Aprotein that permits cells to replicate their DNA also shuts down a tumor suppressor gene, Sideridou et al. report.
The cell adhesion molecule E-cadherin is a cancer fighter that is mutated in many tumors. In previous work, the researchers uncovered a possible link between E-cadherin and Cdc6, a protein that belongs to a complex that licenses DNA replication. Cells typically produce Cdc6 only for a brief period of time, destroying it to prevent their DNA from duplicating more than once per cell cycle. The researchers found that abnormal overproduction of Cdc6 led to a phenomenon called epithelial to mesenchymal transition (EMT). Cells that jettison E-cadherin often undergo EMT, a process that takes place during embryogenesis but that cancer cells also use to spur metastasis.

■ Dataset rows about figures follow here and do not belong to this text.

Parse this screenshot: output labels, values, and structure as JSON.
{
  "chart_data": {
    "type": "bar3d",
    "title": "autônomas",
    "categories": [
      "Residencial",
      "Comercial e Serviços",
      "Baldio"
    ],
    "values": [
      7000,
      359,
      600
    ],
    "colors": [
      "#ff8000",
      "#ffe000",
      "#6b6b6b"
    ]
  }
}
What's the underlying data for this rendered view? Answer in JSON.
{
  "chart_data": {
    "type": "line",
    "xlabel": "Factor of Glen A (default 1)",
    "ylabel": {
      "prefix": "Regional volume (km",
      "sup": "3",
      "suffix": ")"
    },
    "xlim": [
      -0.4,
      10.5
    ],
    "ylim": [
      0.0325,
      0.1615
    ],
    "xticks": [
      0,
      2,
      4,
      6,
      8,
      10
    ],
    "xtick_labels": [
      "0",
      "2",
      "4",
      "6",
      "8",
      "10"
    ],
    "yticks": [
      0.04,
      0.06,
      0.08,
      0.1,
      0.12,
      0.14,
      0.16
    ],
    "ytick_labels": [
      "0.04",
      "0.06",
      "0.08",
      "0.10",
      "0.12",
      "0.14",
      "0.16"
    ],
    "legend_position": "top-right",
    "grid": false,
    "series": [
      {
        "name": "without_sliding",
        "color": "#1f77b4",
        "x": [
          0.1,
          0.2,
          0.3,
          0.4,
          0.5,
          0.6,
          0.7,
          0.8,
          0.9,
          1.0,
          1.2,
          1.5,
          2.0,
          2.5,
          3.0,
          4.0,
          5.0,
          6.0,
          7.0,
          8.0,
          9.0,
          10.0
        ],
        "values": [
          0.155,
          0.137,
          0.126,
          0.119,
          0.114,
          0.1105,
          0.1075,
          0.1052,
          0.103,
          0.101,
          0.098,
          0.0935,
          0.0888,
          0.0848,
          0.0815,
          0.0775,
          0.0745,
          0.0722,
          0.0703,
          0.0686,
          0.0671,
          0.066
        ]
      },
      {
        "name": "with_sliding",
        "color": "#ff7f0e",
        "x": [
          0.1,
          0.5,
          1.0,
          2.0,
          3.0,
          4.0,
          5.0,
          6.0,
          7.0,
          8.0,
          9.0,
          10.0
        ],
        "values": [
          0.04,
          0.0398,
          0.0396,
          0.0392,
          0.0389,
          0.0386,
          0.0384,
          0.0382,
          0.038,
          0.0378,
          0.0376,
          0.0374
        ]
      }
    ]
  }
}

In the new study, Sideridou et al. found that Cdc6 attaches to the promoter of the E-cadherin gene and turns off its expression. Cdc6 binding triggered the promoter's conversion into heterochromatin, expelling the H2A.Z histone that prevents gene silencing and ejecting CTCF, a chromosomal insulator that allows gene expression. This chromatin remodeling was accompanied by activation of nearby replication origins, sites where DNA duplication begins. Thus, this work indicates that Cdc6 overproduction may aid cancer cells in two ways: by shuttering an antitumor gene and by sparking DNA replication. An unanswered question is what other genes Cdc6 overexpression influences in tumor cells.